Um dia desses, já primavera, passei pela Avenida Tocantins, no Centro de Goiânia. Senti um aperto no peito - depois de tanto tempo, estava novamente ali. Ao cruzar a Rua Três, subindo em direção à Praça Cívica (ou Praça Pedro Ludovico, como queiram), revivi a década de 1980, os meus primeiros tempos de morador desta metrópole.
A Tocantins me acolheu. Em seu asfalto, no primeiro emprego, dei meus primeiros passos. Ficava exatamente ali, no numero 310. Recém chegado de uma cidade do interior, eu havia deixado para trás tudo o que tinha de mais importante - amigos, escola, familiares. Encontrei ali esperança, novos caminhos e oportunidades para a busca de um futuro e uma vida melhor.
No número 310 da Avenida, trabalhava como office-boy. Entregava passagens aéreas nas empresas, fazia cobranças, ia ao banco e ajudava nos trabalhos na tesouraria. Utilizava uma bicicleta, que foi minha grande companheira nesse período. Essa bicicleta também ficava comigo nos finais de semana e me proporcionava liberdade de ir e vir, gastando naqueles tempos de dinheiro curto e escasso apenas energia e vitalidade.
Eu tinha já dezesseis anos. Diariamente ia às agências da Vasp, naquele tempo uma representação, administrada pela simpática dona Cilene Andrade, de quem ouvi bons conselhos – e seu filho Zezo - situada na Rua Três e também na Varig, que ficava na Rua Dois, na esquina com a Avenida Goiás. Nesses dois lugares as réplicas dos aviões e os grandes painéis retratando lugares turísticos de todo o mundo me faziam viajar, sonhar. E enquanto aguardava que as atendentes – por sinal, muito elegantes - fizessem os procedimentos necessários, encontrava sempre uma palavra amiga, um bom dia do sempre simpático Sr. Duarte, gerente da empresa. Apesar de seu cargo importante era despido de vaidades, algo muito comum nesse meio.
Voltando à Tocantins, de longe já enxergava e me encantava com a beleza de um imenso Flamboyant, que com seus galhos imensos atravessava a avenida de um lado a outro. Conradianamente* me enternecia ao observar suas flores vermelhas, cheias de abelhas com seus zunidos e seu ir e vir, alimentando-se com o néctar e transportando o pólen, fecundando-as para que viessem a ser sementes - a seqüência da vida.
Ali no número 310 eu assumi responsabilidades logo, bem cedo. Trabalhar durante todo o dia e estudar à noite, no colégio Lyceu de Goiânia, não era um fardo, não era uma coisa difícil. Ali eu conheci e enfrentei o mundo com altivez e dignidade. Encontrei muitas barreiras, mas venci a quase todas. Inicio de vida adulta, pronto a assumir tarefas, responsabilidades.

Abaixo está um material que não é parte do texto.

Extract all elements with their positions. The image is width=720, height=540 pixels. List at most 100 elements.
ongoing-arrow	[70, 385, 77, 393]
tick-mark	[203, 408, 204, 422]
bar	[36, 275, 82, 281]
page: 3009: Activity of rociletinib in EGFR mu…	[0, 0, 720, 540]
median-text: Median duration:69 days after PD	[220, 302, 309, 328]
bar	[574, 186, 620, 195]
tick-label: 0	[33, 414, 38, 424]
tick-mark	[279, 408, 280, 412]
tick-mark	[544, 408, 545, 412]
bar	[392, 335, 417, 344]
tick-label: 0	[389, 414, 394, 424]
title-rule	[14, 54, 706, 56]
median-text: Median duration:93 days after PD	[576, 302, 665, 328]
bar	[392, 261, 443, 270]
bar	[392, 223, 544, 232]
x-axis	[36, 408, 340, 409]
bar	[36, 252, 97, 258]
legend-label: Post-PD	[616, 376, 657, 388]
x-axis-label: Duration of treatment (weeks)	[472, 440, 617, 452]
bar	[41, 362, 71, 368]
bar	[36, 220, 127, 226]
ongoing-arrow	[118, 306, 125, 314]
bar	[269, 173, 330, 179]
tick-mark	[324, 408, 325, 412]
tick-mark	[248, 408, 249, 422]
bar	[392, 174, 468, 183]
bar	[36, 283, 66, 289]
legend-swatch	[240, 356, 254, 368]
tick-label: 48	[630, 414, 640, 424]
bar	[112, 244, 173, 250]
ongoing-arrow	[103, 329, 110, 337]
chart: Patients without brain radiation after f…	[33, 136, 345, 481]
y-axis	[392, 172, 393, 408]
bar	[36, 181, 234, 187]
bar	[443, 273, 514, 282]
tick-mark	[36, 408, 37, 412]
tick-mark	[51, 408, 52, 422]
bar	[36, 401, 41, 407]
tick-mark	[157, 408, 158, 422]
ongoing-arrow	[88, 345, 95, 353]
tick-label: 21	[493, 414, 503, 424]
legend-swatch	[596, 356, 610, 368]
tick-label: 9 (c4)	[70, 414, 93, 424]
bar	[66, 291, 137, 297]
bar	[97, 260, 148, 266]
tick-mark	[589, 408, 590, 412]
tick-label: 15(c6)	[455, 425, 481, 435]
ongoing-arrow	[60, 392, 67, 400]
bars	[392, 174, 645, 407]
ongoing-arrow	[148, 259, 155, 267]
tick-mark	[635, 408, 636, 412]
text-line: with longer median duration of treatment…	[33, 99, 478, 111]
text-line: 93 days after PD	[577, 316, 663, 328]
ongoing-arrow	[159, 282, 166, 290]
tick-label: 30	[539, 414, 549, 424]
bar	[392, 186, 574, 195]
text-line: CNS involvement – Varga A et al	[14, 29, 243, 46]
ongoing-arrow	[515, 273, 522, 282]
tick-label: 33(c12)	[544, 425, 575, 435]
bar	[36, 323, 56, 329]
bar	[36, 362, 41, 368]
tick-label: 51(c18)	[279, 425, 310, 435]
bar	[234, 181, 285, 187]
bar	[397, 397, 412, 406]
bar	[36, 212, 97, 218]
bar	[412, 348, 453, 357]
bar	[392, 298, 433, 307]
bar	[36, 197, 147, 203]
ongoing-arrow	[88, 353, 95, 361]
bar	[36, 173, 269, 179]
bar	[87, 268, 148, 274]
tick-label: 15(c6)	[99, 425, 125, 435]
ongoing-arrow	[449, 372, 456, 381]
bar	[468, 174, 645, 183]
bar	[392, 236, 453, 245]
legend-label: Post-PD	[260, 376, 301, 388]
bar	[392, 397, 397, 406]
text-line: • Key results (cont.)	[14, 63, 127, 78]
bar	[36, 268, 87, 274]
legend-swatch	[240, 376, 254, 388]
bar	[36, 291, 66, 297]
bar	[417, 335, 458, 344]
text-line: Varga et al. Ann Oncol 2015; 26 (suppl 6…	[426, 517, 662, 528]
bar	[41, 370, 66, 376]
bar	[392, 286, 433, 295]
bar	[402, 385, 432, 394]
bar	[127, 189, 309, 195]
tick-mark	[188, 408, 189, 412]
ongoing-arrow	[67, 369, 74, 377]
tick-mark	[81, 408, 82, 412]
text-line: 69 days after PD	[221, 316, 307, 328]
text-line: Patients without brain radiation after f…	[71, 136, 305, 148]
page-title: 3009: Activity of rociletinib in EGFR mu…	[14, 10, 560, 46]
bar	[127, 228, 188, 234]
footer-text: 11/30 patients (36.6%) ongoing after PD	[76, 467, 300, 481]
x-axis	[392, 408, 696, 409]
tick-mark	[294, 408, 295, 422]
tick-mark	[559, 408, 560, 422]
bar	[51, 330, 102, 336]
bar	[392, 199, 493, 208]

Quanto aos meus sonhos, comecei a realizá-los, formatá-los para a vida. Alguns jamais se realizariam. Mas realizei outros, embora não os tivesse sonhado. Sem perceber construí castelos sólidos que talvez que não esperasse construir.
Avenida Tocantins foi minha grande amiga. Ao passar por lá hoje não posso deixar de notar os velhos flamboyants enegrecidos pela fuligem da fumaça dos coletivos e mutilados pelos motosserras – afinal, eles precisam dar lugar à fiação elétrica, aos cabos telefônicos e das TV’s por assinatura. Mas estão lá. A primavera trouxe as flores teimosas. Insistem em aparecer e cumprir a função que a mãe natureza lhes deu. As raízes sobressaem-se das calçadas e parecem demarcar território, como a mandar um recado: resistimos, continuamos aqui.
A Tocantins continua lá. Diante de tantos veículos que passam por ali, parece não ter mais espaço. Mas continua lá. E, mais ainda, estará sempre na minha lembrança, no meu coração. Afinal, ela me acolheu e me propiciou dar os primeiros passos nesta Goiânia, que tanto amo.
· Conradianamente: alusão ao cronista e poeta das coisas simples e belas, JEAN PIERRE CONRAD.
Êhhh Goiânia dos velhos tempos. É um tempinho que não volta mais. Gostei de reviver um passado tão belo.